U.S. Federal Reserve Warns of Quantum Threat to Bitcoin
1 Oct 2025 – The U.S. Federal Reserve is sounding the alarm that future quantum computers could pose a serious threat to the security of cryptocurrencies like Bitcoin. In a new study titled “Harvest Now, Decrypt Later,” Fed analysts warn that once sufficiently powerful quantum computers exist, they could decrypt historical Bitcoin transactions, potentially revealing years’ worth of users’ transaction histories that are currently hidden by cryptographic keys.
The core issue highlighted is the “harvest now, decrypt later” (HNDL) attack strategy. Adversaries can intercept or copy encrypted data today – for instance, the encrypted components of Bitcoin transactions or any other data protected by standard encryption – and simply store it. Even though they can’t crack it now, they’re stockpiling it. Then, when a powerful quantum computer (someday) can break the cryptography (like the elliptic curve signatures used in Bitcoin), those adversaries can decrypt everything they’ve harvested, exposing information retroactively.
In the context of Bitcoin, this could mean revealing the private keys of addresses (hence allowing theft of funds) or deciphering details of transactions that users thought were anonymous. Bitcoin’s protocol relies on ECDSA (elliptic curve digital signature algorithm) to secure transactions, which is known to be vulnerable to Shor’s algorithm on a quantum computer. The Fed report emphasizes that once Q-day (quantum decryption day) arrives, any blockchain ledger entries based on today’s encryption could be compromised immediately – and crucially, that risk is “already active” because of HNDL.
While the crypto community is developing post-quantum cryptography (PQC) to replace vulnerable algorithms with quantum-resistant ones (and indeed, new PQC digital signature schemes exist), the Fed study points out a grim reality: no cryptographic fix can retroactively protect data already recorded on public ledgers. Upgrading Bitcoin or other networks to PQC would secure new transactions going forward, but any sensitive data from the past (public keys, encrypted messages, etc. on the chain) would remain at risk if captured. It’s a bit like changing the locks on your house – it doesn’t matter if a thief already stole a copy of the old key.
The Fed researchers (Jillian Mascelli and Megan Rodden) underline this by using Bitcoin as a case study of a decentralized system uniquely vulnerable due to its transparency and reliance on long-term cryptography. Every Bitcoin transaction is recorded openly; you typically have sender public keys that eventually become known. If those public keys can be back-derived to private keys via a quantum attack, an attacker could not only steal funds but also deanonymize who made past transactions, undermining financial privacy.
The broader implication is that financial infrastructure and the internet at large need to migrate to quantum-safe encryption sooner rather than later.

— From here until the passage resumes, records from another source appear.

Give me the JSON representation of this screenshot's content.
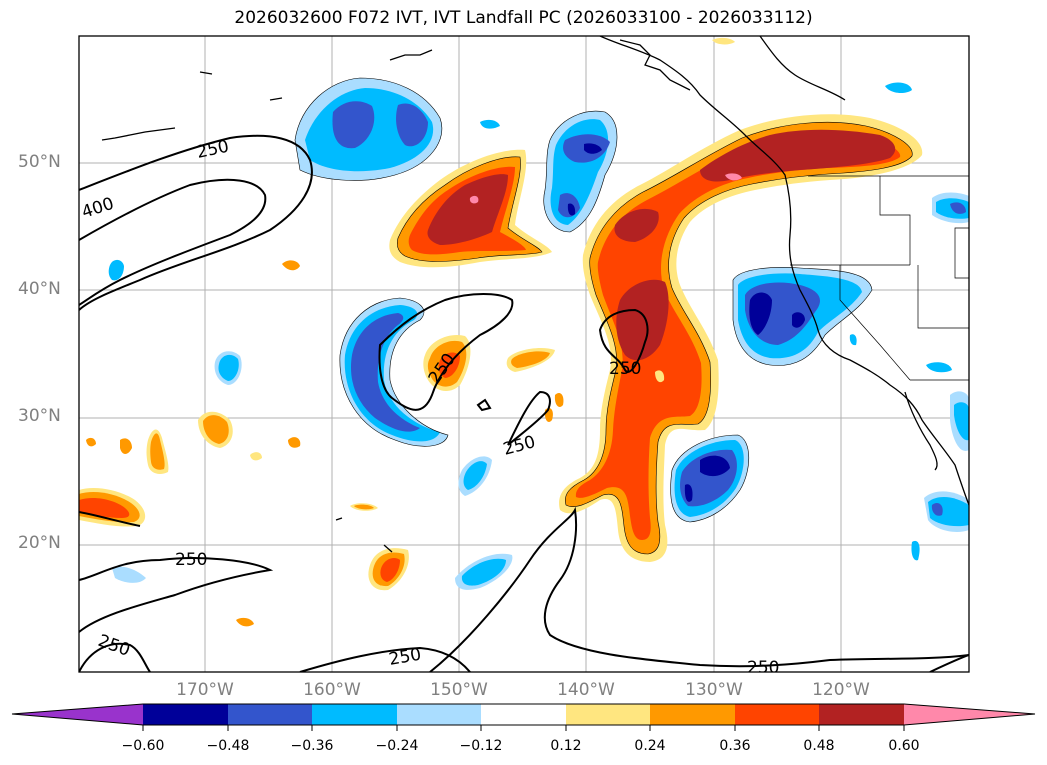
{
  "title": "2026032600 F072 IVT, IVT Landfall PC (2026033100 - 2026033112)",
  "latitude_labels": [
    "50°N",
    "40°N",
    "30°N",
    "20°N"
  ],
  "longitude_labels": [
    "170°W",
    "160°W",
    "150°W",
    "140°W",
    "130°W",
    "120°W"
  ],
  "colorbar": {
    "colors": [
      "#9933cc",
      "#000099",
      "#3355cc",
      "#00bbff",
      "#aaddff",
      "#ffffff",
      "#ffe680",
      "#ff9900",
      "#ff4400",
      "#b22222",
      "#ff88aa"
    ],
    "tick_labels": [
      "−0.60",
      "−0.48",
      "−0.36",
      "−0.24",
      "−0.12",
      "0.12",
      "0.24",
      "0.36",
      "0.48",
      "0.60"
    ]
  },
  "contour_labels": [
    "250",
    "400",
    "250",
    "250",
    "250",
    "250",
    "250",
    "250",
    "250"
  ]
}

The Fed note calls Q-day a looming “cybersecurity issue” and suggests that the real danger is complacency until quantum computers are clearly powerful – by then, it would be too late, since adversaries might have quietly amassed troves of encrypted data (from bank records to military communications to blockchain data) waiting to decrypt.
To mitigate this, the Fed’s message is essentially: begin the transition to post-quantum cryptography now. Upgrade blockchain protocols, secure internet traffic with PQC (as companies like Cloudflare and Google are starting to do), and treat any sensitive encrypted data as potentially time-sensitive in terms of secrecy. Notably, the U.S. government itself (through NIST) has standardized PQC algorithms, and regulators are nudging financial institutions to inventory and upgrade their cryptography.
In summary, the Federal Reserve’s study is a wake-up call. It puts an official, conservative voice behind what security experts have been cautioning: quantum computing poses a real, if still future, threat to data security – and for public ledgers like Bitcoin, the clock is ticking. The value in Bitcoin and other crypto might incentivize well-funded attackers to attempt HNDL strategies even now. So the Fed’s advice aligns with an old proverb: fix the roof while the sun is shining. The quantum storm is not here yet, but prudent preparation must begin.